PTLE - Limited to 32 tracks, no support for vst, dx or au plugs (only rtas)

actually they have a VST to RTAS converter and most VST's (magor ones anyways) will have RTAS. So I wouldn't use that as an agruement but everything else you said i would agree with.

But if you plan on just running your stuff at home stickly then i would look at other programs, Cubas, Sonar, Audition etc. I went with PT because I needed to jump around to different studio's with the same project and infact i'm starting to get quite fond of it.

cruisemates Mon, 06/25/2007 - 17:24

leedsquietman wrote: well the argument that ptle/m-powered is 'industry standard' it's quite a bit of hype. The obvious advantage is that you can load up a project created in it into the 'proper' pro tools tdm HD system.

Yeah, I would say I disagree with this a great deal, too.

leedsquietman wrote:
This is about the only advantage. Almost anything else offers you better functionality, more features, doesnt tie you to hardware, and any little upgrade costs 1000 dollars.

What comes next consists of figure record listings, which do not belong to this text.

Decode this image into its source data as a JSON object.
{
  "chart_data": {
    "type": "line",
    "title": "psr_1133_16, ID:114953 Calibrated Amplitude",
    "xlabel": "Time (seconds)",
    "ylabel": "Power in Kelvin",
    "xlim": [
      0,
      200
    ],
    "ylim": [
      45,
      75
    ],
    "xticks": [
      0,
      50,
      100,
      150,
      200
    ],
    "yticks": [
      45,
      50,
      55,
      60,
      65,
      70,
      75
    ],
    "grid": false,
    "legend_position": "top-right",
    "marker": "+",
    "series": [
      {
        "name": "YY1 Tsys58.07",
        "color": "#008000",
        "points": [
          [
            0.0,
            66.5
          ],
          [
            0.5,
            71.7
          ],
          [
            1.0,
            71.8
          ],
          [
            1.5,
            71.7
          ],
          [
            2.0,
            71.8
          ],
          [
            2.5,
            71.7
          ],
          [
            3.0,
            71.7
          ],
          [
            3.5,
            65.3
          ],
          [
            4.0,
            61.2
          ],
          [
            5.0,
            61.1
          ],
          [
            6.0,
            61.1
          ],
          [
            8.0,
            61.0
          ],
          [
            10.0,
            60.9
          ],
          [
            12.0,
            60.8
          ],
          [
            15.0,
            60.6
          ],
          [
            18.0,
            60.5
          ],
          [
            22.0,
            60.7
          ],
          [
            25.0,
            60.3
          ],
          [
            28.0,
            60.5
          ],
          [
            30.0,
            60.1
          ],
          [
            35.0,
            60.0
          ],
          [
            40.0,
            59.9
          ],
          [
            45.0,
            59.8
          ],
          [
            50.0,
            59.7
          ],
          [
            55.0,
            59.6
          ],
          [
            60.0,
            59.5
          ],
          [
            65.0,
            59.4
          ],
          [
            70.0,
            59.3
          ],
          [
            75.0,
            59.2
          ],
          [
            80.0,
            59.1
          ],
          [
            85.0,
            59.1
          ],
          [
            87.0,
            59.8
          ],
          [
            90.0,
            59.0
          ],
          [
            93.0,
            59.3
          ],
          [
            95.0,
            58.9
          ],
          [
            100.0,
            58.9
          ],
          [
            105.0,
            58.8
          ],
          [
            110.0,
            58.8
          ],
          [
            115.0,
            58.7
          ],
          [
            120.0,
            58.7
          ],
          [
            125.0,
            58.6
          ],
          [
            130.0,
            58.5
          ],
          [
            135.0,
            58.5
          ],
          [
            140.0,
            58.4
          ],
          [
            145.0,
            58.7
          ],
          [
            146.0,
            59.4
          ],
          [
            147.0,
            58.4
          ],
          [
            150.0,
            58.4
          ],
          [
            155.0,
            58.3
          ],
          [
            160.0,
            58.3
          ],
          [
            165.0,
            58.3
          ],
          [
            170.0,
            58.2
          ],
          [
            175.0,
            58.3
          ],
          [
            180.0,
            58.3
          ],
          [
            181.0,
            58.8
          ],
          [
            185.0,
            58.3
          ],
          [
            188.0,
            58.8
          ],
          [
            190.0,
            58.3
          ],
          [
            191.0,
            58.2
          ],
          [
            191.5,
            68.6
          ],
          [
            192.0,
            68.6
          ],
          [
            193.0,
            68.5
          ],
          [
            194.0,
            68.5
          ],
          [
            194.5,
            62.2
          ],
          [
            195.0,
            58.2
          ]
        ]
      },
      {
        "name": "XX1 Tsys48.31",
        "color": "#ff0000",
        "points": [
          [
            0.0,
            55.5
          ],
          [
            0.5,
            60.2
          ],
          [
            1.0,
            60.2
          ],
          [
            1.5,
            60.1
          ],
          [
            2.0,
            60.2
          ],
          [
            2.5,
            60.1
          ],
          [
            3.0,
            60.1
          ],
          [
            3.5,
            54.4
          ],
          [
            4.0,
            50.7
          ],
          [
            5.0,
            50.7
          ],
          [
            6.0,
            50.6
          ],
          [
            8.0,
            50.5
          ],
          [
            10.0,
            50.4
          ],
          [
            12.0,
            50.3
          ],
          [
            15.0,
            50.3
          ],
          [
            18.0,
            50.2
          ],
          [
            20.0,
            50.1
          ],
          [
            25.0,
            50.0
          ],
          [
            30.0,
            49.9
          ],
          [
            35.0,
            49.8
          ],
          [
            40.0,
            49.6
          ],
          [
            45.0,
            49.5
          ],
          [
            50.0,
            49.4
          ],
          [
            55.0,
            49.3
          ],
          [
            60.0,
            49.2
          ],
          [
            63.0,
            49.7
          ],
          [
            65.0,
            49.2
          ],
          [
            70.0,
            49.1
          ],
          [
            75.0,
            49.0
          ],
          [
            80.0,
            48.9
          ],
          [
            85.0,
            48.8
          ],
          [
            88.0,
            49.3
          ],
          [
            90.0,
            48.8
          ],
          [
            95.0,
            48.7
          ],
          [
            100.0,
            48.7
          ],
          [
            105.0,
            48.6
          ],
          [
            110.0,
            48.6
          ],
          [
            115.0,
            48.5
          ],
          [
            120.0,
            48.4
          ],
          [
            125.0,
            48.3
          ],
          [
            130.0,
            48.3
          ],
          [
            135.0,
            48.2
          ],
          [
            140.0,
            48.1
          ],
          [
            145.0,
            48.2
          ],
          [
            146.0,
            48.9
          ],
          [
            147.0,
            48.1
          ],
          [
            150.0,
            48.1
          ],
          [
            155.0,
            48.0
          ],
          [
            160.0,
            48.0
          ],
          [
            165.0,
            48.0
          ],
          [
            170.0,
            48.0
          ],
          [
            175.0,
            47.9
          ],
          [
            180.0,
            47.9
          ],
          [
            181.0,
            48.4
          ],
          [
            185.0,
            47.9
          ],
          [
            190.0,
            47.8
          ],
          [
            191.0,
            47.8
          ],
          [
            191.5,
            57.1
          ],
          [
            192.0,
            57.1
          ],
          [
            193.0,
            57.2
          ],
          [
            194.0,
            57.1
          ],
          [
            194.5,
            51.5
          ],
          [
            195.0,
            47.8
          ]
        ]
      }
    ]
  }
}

Protools 7.3 comes with what I consider to be great plug-ins included. The 7-band EQ is outstanding, the included limiter is punchy. Noce reverb, etc. Plus with the free Bomb Factory stuff you get more limiters.

leedsquietman wrote:
PTLE - Limited to 32 tracks, no support for vst, dx or au plugs (only rtas), poor MIDI, very few plugins unless you upgrade,

The Midi has been upgraded, its far beyond anything I would ever want to dig into, it has all the swing/quantize/note selection.... I need.

no plug in delay compensation, lack of proper real time fx processing and then the hardware:

You can use real-time effects in mixing, just not in tracking. But the plugins are so good no one using it even worries about the outboard stuff.

- M-Audio stuff since Avid bought it is distinctively underwhelming, especially the fiirewire 410, one of the most inconsistent products ever if you believe the users in several other forums.

I dunno, personnai I bought a Digi002 on Ebay, but found out I could have gotten by with an Mbox since I just work at home and the mixing is done in the computer.

the digi 003 is reasonable performance wise but overpriced for what it offers. Digi are selling you the hardware, the software is not much better than freeware programs and in fact, Reaper a 45 dollar program kicks the PTLE/M-Powered software to the kerb in terms of features.

Never heard of it, but color me skeptical.

And as far as stability goes, maybe in Mac but for PCs it's a well known fact that Digi refuse to support numerous chipsets including many Intel ones.

No, they refuse to support one chipset: Sis. I use an intel chipset on my Protools setup.

Some of these are not very good but Sonar, Samplitude, Cubase etc run on them and are supported, even if there are better choices. Digi just plain blank refuses to support them, so you better check that too if you do decide to go Protools.

Personally, I would look elsewhere unless you are planning to upgrade to a PTHD system costing thousands sometime in the near future. There's always .omf export if you choose another system which is fairly compatible for most situations from a different DAW to PT.

Sonar and Cubase are both good, but I am very happy with Protools. It sounds great and does everything I want it to do. The visual audio editing features are outstanding because it was a DAW first, not a midi program givin audio capabilities later. It is hardware intense, but because it works hard. And, it isn't the cheapest, but if that is what you want, then...

For my money, being able to make upwards compatible tracks is worth a lot. What if you record something killer and you really want to bump it up to a better system?